The Luzhkov crisis, which began on September 10 with the first broadside against the mayor in a Kremlin-directed TV campaign also showed Mr Medvedev making decisions seemingly independently of Mr Putin. Mr Medvedev has always been seen as the junior partner in the ruling “tandem” and it is thought that all decisions on major issues are agreed between the two.

Natalia Timakova, Mr Medvedev’s spokeswoman, confirmed to reporters that Mr Medvedev had informed Mr Putin of the decision in advance.“Of course, Luzhkov was fired by a joint decision of the tandem . . . Dmitry Anatolyevich [Mr Medvedev] . . . would never decide appointments, even appointments which are within the president’s area of competence, on his own,” said Alexei Venediktov, editor in chief of the opposition-friendly radio station Ekho Moskvy.
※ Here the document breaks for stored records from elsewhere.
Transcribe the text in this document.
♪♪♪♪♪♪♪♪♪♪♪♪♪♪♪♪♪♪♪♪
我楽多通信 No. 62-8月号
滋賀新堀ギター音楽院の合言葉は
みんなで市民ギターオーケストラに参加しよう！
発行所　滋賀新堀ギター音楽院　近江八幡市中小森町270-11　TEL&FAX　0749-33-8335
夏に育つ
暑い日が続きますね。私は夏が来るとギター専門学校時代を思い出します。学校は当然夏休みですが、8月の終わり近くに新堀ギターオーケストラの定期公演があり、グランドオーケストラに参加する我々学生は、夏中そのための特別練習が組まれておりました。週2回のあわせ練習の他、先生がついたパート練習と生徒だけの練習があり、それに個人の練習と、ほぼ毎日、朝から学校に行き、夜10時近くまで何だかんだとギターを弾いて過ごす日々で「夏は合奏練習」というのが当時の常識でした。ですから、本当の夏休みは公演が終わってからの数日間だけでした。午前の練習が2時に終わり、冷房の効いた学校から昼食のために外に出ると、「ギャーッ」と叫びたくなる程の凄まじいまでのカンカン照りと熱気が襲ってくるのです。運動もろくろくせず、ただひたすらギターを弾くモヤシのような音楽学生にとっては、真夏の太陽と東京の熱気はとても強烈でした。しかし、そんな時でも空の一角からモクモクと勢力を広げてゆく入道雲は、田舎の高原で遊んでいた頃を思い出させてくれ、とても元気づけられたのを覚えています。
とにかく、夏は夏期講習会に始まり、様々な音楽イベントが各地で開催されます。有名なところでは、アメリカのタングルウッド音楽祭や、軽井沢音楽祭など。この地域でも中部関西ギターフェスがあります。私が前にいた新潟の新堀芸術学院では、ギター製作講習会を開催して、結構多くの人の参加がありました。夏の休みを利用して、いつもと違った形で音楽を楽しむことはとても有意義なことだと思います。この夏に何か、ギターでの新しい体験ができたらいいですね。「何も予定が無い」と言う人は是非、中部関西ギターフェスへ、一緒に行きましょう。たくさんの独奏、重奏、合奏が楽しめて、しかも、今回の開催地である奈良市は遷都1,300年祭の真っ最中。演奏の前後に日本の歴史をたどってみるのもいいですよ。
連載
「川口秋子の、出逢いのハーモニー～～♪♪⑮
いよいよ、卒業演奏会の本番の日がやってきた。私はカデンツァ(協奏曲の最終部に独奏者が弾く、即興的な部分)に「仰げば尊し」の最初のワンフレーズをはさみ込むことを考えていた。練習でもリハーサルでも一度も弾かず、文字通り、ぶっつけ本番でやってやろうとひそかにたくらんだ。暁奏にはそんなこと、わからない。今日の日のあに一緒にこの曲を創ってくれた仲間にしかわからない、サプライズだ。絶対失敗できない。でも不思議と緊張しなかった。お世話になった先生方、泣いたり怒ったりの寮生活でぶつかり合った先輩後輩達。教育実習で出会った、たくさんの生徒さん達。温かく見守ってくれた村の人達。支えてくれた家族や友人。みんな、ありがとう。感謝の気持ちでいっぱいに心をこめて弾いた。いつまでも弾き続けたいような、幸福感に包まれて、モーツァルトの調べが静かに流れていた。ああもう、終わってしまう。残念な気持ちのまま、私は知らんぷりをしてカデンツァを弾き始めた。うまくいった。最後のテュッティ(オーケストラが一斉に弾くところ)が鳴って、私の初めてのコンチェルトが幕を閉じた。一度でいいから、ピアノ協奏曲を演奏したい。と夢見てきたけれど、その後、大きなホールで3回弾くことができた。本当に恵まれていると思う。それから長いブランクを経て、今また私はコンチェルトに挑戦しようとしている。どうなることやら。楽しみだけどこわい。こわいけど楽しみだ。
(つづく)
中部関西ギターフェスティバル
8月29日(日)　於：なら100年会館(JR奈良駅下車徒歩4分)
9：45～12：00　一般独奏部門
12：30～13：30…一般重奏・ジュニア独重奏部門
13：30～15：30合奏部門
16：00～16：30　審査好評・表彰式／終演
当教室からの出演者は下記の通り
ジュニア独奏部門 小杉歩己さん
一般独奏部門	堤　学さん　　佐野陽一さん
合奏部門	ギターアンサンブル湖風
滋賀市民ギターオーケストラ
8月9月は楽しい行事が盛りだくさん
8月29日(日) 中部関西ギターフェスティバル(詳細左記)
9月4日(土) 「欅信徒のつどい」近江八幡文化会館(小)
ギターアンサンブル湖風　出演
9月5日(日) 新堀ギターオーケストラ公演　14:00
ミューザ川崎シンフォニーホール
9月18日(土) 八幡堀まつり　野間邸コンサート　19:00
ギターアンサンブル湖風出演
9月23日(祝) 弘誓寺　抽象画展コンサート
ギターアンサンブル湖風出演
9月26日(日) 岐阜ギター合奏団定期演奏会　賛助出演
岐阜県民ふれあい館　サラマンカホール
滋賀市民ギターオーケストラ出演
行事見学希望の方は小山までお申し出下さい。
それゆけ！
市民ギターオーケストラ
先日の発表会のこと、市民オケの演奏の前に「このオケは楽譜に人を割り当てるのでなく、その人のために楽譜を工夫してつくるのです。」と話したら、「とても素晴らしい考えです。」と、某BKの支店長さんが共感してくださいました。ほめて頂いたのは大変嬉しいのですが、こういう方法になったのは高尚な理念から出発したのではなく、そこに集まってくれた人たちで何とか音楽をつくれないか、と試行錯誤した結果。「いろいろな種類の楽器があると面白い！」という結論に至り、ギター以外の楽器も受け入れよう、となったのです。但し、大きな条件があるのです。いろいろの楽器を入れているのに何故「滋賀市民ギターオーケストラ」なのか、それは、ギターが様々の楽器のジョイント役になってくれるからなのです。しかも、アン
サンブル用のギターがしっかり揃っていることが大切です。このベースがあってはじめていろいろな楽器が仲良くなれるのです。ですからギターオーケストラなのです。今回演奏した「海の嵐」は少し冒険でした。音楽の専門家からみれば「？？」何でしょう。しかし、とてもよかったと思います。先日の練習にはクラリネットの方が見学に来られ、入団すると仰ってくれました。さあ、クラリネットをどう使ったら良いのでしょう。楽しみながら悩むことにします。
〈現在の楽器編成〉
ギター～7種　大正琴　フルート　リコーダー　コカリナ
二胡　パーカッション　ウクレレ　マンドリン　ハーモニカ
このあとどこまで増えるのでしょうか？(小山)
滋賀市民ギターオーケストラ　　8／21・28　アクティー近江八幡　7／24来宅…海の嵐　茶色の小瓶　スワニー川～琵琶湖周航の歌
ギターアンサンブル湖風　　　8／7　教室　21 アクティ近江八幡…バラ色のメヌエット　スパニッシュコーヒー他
Mr Putin stayed overtly neutral throughout the campaign against Mr Luzhkov, making no public attempt to interfere on either side, although officials close to Mr Putin briefed reporters that Mr Luzhkov should resign, just as officials close to Medvedev did.

“Putin was watching from the sidelines to see how Medvedev performed,” said Mr Remchukov.
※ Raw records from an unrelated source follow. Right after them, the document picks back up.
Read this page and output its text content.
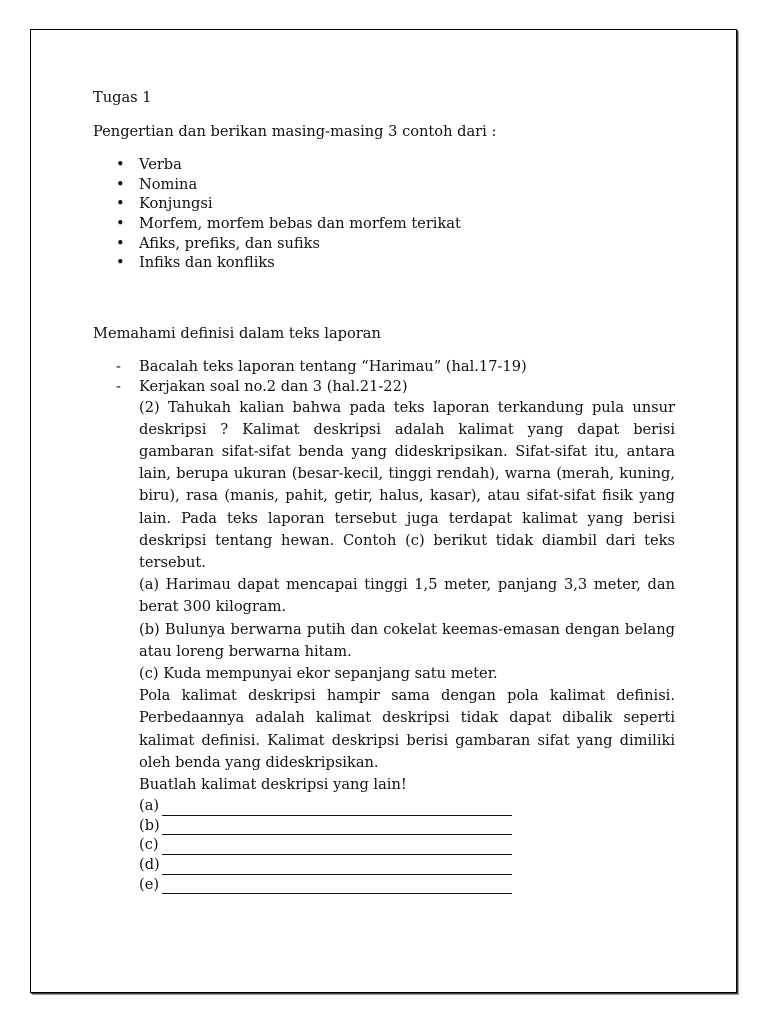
Tugas 1

Pengertian dan berikan masing-masing 3 contoh dari :

• Verba
• Nomina
• Konjungsi
• Morfem, morfem bebas dan morfem terikat
• Afiks, prefiks, dan sufiks
• Infiks dan konfliks

Memahami definisi dalam teks laporan

- Bacalah teks laporan tentang “Harimau” (hal.17-19)
- Kerjakan soal no.2 dan 3 (hal.21-22)

(2) Tahukah kalian bahwa pada teks laporan terkandung pula unsur deskripsi ? Kalimat deskripsi adalah kalimat yang dapat berisi gambaran sifat-sifat benda yang dideskripsikan. Sifat-sifat itu, antara lain, berupa ukuran (besar-kecil, tinggi rendah), warna (merah, kuning, biru), rasa (manis, pahit, getir, halus, kasar), atau sifat-sifat fisik yang lain. Pada teks laporan tersebut juga terdapat kalimat yang berisi deskripsi tentang hewan. Contoh (c) berikut tidak diambil dari teks tersebut.

(a) Harimau dapat mencapai tinggi 1,5 meter, panjang 3,3 meter, dan berat 300 kilogram.

(b) Bulunya berwarna putih dan cokelat keemas-emasan dengan belang atau loreng berwarna hitam.

(c) Kuda mempunyai ekor sepanjang satu meter.

Pola kalimat deskripsi hampir sama dengan pola kalimat definisi. Perbedaannya adalah kalimat deskripsi tidak dapat dibalik seperti kalimat definisi. Kalimat deskripsi berisi gambaran sifat yang dimiliki oleh benda yang dideskripsikan.

Buatlah kalimat deskripsi yang lain!

(a)
(b)
(c)
(d)
(e)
But the next stage of the game will show whether Mr Medvedev has the power to independently name Mr Luzhkov’s successor, or whether the successor will be a Putin appointee. “Medvedev has shown that he has the power to fire but he has not yet shown if he has the power to appoint someone without agreeing it with Putin,” said Mr Remchukov.

Olga Kryshtanovskaya, a Moscow State University sociologist, said the succession question in Moscow is a prelude to the much more important presidential succession to be decided in 2012, which is whether Mr Putin returns to the presidency or Mr Medvedev has a second term.